Stock Pick From The Industrial Machinery sector

Here Is Why: 

  • Market leader and strong brand recognition. 
  • Focus on improving return ratios going forward. 
  • Consistent dividend payment for over two decades. 

Strong brnd, strong distribution network, better management and healthy return ratios make Finolex Industries (FIL) an attractive proposition for ones portfolio. The company is the largest PVC pipes manufacturer in India having around 28 per cent market share in the organised markets. The company’s PVC pipes division produces 210,000 MT spread over its two ultra modern plants at Pune and Ratnagiri. Let us look a look at the investment rationales in details which will justify our stance in recommending this stock in the Choice Scrip column in this issue.

The first major development that is happening in the company is that Finolex is shifting focus from PVC resin business to high growth PVC pipes and fittings business, which will enhance its overall margins and return on capital employed (ROCE). The company has a surplus PVC resin capacity of 270,000 MT and because of greater focus on this business earlier rather than utilising the same capacity for its PVC pipes segment. This resulted in huge earnings volatility, as price of its key raw material, EDC, remained highly volatile and due to commoditized nature of business the company had no pricing power. The company expects to use the excess capacity of PVC resins for captive consumption of PVC pipes business.
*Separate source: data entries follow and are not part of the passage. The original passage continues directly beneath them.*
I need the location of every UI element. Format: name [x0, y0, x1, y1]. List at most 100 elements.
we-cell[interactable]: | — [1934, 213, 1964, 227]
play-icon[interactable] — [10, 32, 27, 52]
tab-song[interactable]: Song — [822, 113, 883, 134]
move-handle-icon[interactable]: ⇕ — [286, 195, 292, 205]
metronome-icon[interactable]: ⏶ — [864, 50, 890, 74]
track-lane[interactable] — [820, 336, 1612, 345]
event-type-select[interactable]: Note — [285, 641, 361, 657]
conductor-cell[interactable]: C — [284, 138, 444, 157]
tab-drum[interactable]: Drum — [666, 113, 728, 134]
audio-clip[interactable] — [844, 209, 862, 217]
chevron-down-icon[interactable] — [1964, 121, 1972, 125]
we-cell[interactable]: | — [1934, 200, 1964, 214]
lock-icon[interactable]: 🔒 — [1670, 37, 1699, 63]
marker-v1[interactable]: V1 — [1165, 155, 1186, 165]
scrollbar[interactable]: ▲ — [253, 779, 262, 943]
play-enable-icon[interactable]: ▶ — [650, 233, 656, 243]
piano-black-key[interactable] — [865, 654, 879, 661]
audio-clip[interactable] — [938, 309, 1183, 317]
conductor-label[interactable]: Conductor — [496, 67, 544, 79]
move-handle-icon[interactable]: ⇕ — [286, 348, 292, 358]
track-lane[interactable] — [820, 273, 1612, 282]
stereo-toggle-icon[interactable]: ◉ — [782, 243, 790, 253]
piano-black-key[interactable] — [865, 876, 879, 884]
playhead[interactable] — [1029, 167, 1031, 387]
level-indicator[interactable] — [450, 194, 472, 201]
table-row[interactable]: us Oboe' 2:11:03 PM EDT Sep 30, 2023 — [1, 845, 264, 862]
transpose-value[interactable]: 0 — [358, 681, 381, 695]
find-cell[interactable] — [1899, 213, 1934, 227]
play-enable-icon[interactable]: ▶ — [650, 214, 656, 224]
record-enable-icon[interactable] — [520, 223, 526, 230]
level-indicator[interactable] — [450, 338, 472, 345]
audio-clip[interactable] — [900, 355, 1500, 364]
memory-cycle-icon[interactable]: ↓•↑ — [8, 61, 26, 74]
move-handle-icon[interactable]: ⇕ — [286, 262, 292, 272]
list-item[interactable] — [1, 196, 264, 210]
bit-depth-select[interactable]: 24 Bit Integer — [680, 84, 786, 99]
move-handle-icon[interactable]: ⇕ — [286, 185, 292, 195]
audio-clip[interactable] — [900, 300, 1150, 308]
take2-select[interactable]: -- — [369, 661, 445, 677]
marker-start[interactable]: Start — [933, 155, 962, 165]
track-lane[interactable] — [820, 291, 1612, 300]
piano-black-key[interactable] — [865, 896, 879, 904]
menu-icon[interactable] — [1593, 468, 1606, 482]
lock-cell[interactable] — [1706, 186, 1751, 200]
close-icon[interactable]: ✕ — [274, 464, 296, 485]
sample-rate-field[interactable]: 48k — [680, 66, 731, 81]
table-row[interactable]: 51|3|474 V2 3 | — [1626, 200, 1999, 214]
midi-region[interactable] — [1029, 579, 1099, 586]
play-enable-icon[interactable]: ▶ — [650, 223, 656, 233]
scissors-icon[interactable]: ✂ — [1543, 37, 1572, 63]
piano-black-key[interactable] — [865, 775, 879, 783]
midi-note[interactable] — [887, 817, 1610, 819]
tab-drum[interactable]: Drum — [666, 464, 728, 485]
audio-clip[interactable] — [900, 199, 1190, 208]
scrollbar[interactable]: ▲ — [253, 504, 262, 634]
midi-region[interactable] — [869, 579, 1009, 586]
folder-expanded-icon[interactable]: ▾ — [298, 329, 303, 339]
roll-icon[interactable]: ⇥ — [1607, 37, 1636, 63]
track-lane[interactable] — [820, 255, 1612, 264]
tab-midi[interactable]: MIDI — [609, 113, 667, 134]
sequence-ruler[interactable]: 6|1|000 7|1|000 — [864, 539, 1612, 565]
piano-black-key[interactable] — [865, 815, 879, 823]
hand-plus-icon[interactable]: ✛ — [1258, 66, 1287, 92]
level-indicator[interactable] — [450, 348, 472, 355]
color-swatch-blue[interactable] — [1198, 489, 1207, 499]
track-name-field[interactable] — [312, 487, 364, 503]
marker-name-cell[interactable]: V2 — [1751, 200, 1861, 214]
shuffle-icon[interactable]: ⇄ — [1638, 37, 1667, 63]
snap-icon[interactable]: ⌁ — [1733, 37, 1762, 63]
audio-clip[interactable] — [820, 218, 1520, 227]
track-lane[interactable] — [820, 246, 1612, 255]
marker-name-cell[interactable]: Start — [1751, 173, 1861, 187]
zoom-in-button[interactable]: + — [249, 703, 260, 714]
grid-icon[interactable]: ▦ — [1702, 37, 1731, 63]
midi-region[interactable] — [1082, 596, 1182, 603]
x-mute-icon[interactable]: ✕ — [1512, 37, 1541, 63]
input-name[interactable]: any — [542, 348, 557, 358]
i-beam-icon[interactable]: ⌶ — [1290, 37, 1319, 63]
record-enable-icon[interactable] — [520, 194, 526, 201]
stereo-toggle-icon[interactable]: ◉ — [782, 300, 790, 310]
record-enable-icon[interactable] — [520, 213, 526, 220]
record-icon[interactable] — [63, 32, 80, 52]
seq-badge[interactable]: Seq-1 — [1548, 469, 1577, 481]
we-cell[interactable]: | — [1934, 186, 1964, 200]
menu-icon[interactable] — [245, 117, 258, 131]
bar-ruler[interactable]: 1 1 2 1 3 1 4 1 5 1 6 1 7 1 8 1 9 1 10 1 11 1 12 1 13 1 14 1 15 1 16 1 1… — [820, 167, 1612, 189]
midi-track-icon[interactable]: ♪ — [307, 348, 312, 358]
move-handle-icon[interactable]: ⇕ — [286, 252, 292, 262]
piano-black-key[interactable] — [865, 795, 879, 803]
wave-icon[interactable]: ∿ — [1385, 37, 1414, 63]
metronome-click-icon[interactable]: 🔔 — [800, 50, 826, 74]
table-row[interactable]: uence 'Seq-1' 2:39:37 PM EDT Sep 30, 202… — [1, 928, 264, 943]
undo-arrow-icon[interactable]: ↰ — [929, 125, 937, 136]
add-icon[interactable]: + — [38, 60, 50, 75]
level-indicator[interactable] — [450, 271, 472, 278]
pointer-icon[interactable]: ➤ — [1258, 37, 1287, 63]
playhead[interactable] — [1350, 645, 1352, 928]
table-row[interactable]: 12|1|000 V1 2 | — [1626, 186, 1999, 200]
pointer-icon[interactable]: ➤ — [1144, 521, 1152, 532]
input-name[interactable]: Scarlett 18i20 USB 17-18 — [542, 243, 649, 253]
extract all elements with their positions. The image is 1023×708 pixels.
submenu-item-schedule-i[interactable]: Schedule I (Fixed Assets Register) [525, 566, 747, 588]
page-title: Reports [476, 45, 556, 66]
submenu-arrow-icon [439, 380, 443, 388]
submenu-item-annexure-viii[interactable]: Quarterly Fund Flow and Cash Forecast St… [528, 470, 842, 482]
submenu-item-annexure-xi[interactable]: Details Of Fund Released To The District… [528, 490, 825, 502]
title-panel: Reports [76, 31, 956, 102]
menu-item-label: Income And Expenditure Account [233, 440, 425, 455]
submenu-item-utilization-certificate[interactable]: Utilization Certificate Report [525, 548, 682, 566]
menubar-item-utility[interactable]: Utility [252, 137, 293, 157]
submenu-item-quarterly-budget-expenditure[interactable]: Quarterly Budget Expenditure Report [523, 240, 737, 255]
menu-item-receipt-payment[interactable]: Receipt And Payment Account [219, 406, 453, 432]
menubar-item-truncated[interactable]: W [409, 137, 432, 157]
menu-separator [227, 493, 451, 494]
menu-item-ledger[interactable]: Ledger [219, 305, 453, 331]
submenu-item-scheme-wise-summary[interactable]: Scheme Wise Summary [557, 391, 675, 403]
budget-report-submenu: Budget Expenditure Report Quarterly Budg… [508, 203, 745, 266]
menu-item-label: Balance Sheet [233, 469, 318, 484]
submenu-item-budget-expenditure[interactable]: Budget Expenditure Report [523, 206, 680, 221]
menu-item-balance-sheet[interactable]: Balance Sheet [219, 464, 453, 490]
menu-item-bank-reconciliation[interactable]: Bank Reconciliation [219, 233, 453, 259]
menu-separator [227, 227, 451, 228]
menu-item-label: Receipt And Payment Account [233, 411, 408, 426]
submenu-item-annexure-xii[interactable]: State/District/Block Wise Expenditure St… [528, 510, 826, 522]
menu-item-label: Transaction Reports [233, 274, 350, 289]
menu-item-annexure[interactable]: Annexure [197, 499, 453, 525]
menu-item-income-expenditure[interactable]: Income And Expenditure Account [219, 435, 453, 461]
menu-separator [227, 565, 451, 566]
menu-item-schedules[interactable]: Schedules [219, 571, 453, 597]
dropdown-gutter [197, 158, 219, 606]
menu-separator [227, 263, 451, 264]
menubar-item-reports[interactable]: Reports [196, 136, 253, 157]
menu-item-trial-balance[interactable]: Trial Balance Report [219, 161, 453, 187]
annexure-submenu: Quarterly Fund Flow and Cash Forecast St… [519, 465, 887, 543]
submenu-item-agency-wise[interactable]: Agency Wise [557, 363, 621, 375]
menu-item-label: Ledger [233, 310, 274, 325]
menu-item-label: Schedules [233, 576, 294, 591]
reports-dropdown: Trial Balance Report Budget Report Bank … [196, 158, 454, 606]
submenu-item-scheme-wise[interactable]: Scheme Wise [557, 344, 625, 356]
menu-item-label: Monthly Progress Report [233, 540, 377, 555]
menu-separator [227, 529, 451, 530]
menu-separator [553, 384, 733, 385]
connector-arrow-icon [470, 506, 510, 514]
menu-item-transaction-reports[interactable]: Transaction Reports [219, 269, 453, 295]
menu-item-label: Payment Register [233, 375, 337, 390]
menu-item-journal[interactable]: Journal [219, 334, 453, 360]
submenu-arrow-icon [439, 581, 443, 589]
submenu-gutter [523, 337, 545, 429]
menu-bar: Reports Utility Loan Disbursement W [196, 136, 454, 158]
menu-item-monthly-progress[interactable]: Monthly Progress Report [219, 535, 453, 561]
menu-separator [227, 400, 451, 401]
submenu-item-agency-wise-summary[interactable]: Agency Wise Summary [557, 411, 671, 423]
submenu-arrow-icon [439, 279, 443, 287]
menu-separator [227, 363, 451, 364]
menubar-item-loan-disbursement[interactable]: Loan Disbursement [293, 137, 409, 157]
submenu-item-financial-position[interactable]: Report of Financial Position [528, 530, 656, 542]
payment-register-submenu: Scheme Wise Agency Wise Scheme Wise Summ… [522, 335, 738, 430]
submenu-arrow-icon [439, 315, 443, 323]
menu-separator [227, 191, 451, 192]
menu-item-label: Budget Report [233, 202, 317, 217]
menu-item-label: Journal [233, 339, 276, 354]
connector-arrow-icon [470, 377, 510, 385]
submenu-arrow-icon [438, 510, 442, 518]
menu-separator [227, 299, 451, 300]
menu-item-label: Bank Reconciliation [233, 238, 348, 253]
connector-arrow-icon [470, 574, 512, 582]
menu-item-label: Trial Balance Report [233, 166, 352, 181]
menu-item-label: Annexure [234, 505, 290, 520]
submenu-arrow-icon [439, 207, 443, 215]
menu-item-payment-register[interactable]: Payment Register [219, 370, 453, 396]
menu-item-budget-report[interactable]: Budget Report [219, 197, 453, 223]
Finolex Industries appears to be in a sweet spot, aided by multiple drivers such as increased revenues from PVC pipes & fittings business, margin expansion, contracting forex losses through appropriate hedging policy. All these factors would lead to strong earnings growth going forward. Over the years, the company has established a strong brand saliency in agricultural PVC pipes. Moreover, its PVC pipes are largely sold to its dealers on cash and carry model, which is a reflection of its strong brand equity. The company’s pipes also command a premium in markets in terms of pricing which reflects its strong positing over its competitors.

The company currently has more than 500 distributors, 1500 sub dealers and 15000 retail touch points mainly located in south, west and north regions. The company generates 40 per cent of its revenues from west India, 30 per cent from south India, 20 per cent from north India and 10 per cent from east India. Going forward, it plans to expand in the north-east region, which will further boost its revenues. It is also expanding capacity from current 30,000 MT to 240,000 MT to cater to additional demand in its pipes business.

With the company now availing far lesser trade credit, this would result in significant reduction of working capital debt going forward, which in turn would trim its balance sheet size. On the valuation front the stock discounts its trailing twelve month earnings by 14.39x. We recommend a buy on this scrip for a time horizon of one year with a price target of Rs.270.